I think that they could be a pretty neat little aquarium to own.


----------



## watermonst3rs (Feb 15, 2004)

That sounds like the 24 gallon BioCube or Oddessey nano tank we sell at our shop. Comes with wet/dry/skimmer and 48 watt compact lighting. Theyre POS.

Small salt water tanks are harder to maintain than a larger one. More room for error than in a large tank.
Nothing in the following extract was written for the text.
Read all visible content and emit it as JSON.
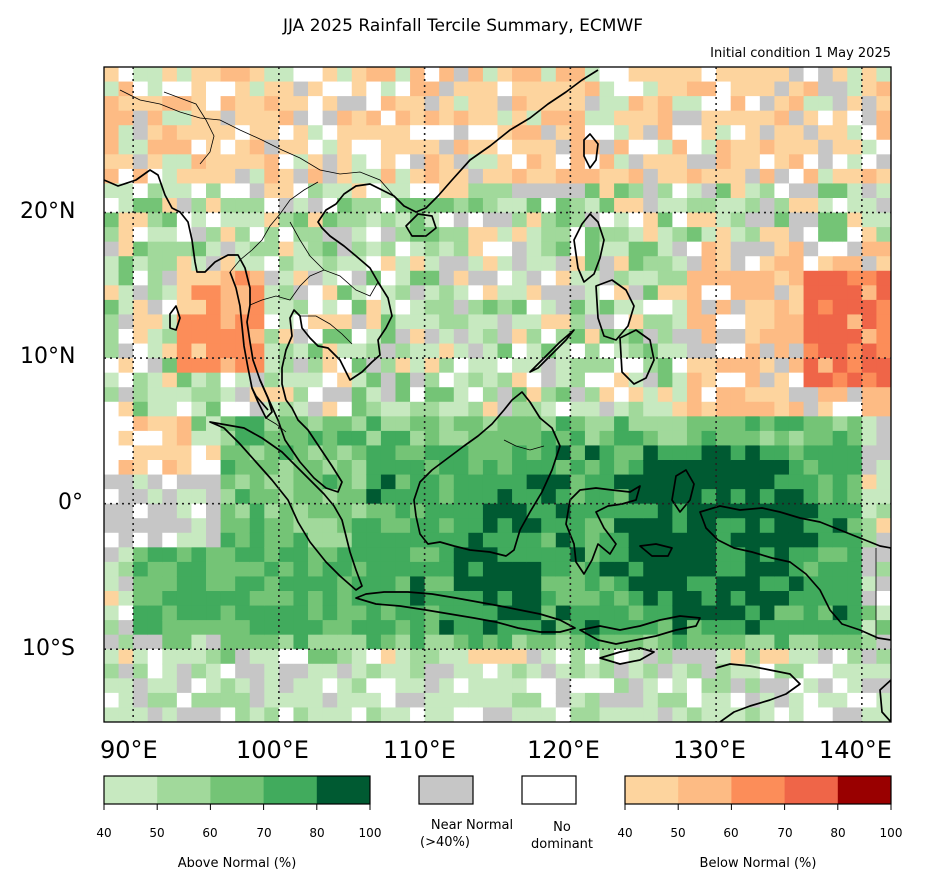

I know a lot of customers who tried to 14 or 24 nano and end up selling it.


----------



## pottsburg (Aug 30, 2006)

How are they POS? There were two there-the biocube and aquapod (I hate that gimmicky name.....leave Apple alone!) The aquapod had better lighting and was 5 gallons smaller


----------



## Death in #'s (Apr 29, 2003)

i have a 12g sw nano i love it


----------



## nismo driver (Jan 27, 2004)

skimmer and wet dry?

good price but nanos generally the idea is to keep it as simple as possible the low water volume makes it possible to run with out a wet/dry which is a nitrate factory any way and with out a skimmer a because small water changes are very easy with a low volume system and eliminate the need for a skimmer plus in a tank that small there aer very few fish that can be housed so your need for a skimmer is further reduced..

also figure about another 250 for sand/rock/test kits/saltmix/and eventually when its ready small corals and cleaner crew..


----------



## pottsburg (Aug 30, 2006)

It's got a skimmer and wet/dry......are you saying the wet/dry wouldn't be good? I don't get it.
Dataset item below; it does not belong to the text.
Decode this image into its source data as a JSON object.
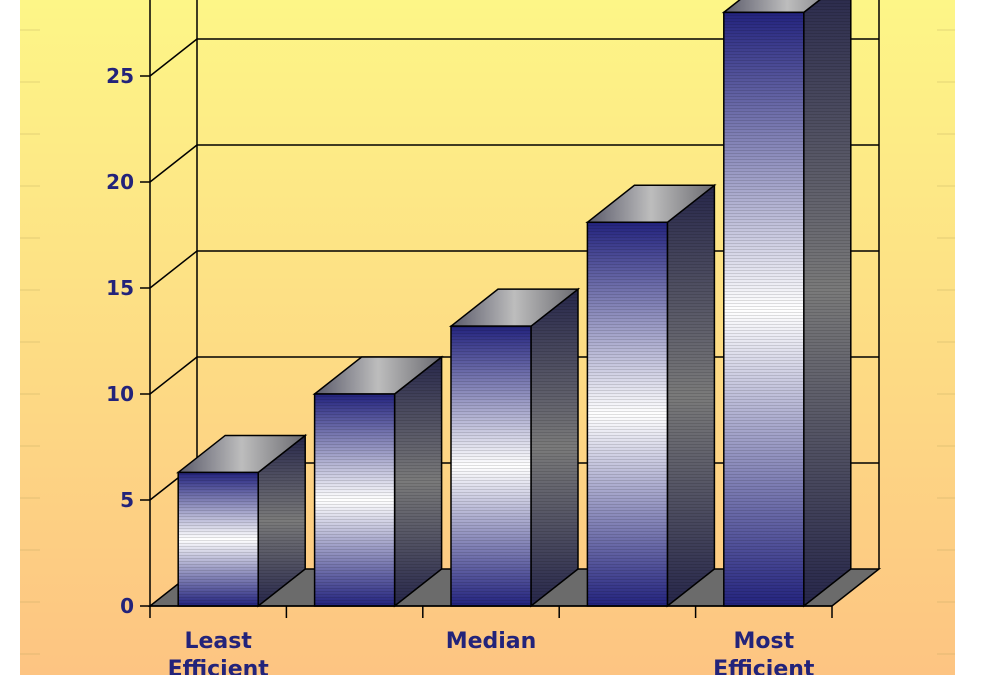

The only things going in the nano would be a few seahorses, like 3 or 4.


----------



## nismo driver (Jan 27, 2004)

pottsburg said:


> It's got a skimmer and wet/dry......are you saying the wet/dry wouldn't be good? I don't get it.
> 
> The only things going in the nano would be a few seahorses, like 3 or 4.


my approach to nano tanks is that a skimmer and wetdry is unnecessary and only complicates teh set more then necessary.. either way a nano requires alot of attention so its much easier to just do a weekly small water change then to deal with skimmers and sumps and wet dry .. most back pack skimmers do a mediocer job at best except fotr maybe the cpr but thats not really a cheap unit

sea horses are far from an easy thing to keep and im not sure a 24 gallon is a suitable home for that many i would seriously reconsider..


----------



## pottsburg (Aug 30, 2006)

Gotcha, I'm sure that 2 would be fine in a 24gal cube. I've been pricing it out and may just go ahead and get a 29gal for them.


----------



## nismo driver (Jan 27, 2004)

pottsburg said:


> Gotcha, I'm sure that 2 would be fine in a 24gal cube. I've been pricing it out and may just go ahead and get a 29gal for them.
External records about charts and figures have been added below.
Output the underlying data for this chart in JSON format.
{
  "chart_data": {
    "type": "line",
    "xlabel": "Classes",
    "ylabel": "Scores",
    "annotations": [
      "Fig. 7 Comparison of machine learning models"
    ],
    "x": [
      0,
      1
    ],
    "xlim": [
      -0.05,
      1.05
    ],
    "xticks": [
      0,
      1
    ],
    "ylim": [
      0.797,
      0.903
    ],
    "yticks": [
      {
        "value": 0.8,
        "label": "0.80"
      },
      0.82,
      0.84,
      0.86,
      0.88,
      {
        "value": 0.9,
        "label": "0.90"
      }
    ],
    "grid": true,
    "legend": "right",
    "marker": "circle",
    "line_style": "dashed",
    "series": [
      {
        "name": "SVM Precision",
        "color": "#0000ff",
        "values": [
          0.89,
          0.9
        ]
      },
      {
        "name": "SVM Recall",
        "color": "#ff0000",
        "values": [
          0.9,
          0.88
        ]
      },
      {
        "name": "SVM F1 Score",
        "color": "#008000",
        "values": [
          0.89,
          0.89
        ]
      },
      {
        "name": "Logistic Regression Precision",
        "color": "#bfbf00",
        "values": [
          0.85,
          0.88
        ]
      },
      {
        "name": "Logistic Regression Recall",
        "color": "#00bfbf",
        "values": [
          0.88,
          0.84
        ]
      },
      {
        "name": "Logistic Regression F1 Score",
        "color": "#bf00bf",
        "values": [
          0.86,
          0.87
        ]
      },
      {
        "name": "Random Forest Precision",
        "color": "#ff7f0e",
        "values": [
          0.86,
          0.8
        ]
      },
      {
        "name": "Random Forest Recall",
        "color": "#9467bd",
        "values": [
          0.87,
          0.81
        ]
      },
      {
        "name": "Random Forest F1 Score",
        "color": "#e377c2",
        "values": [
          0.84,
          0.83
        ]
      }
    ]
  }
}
you might be better off just getting an aga tank then get a large aquaclear filter and swap out the impeller for a smaller one to slow downt th flow and turn the filter into a refugium, very good for these type of setups to allow for the growth of iso pods with are very benifical for most marine animals

http://www.liveaquaria.com/product/prod_Di...cfm?pCatId=2277

are these the type of seahorses your looking at?

pricey


----------



## maddyfish (Sep 16, 2006)

I have a 95 marine reef, right now I'd go to a 12 or 24 if I could get into it reasonably, and sell off my extra stuff. Big saltwater water changes (25-35 gallons) are a pain. I'd set up the nano with my clownfish, and some corals, and put my big RD in the 75 with 20 sump.


----------



## Atlanta Braves Baby! (Mar 12, 2003)

Moved to SW forum


----------



## pottsburg (Aug 30, 2006)

They are $40 each at the LFS and they aren't pixies. The guy that seems to be the most down to earth at the LFS said he's got a lady who's tank he takes care of and shes got 4 of them in a 35 gallon sized tank that are about 5 inches long. I just found a 46gal bowfront with a skimmer, hood and stand (that match the new cabinets) and lights for $300 on craigslist. I wrote the guy and told him I'll pick it up the hour he tells me he will sell it for $250. It's only 9 months old. I figure that would be the way to go!


----------



## Sparky73 (Dec 16, 2005)

The more tanks the better! But yes, good price.


----------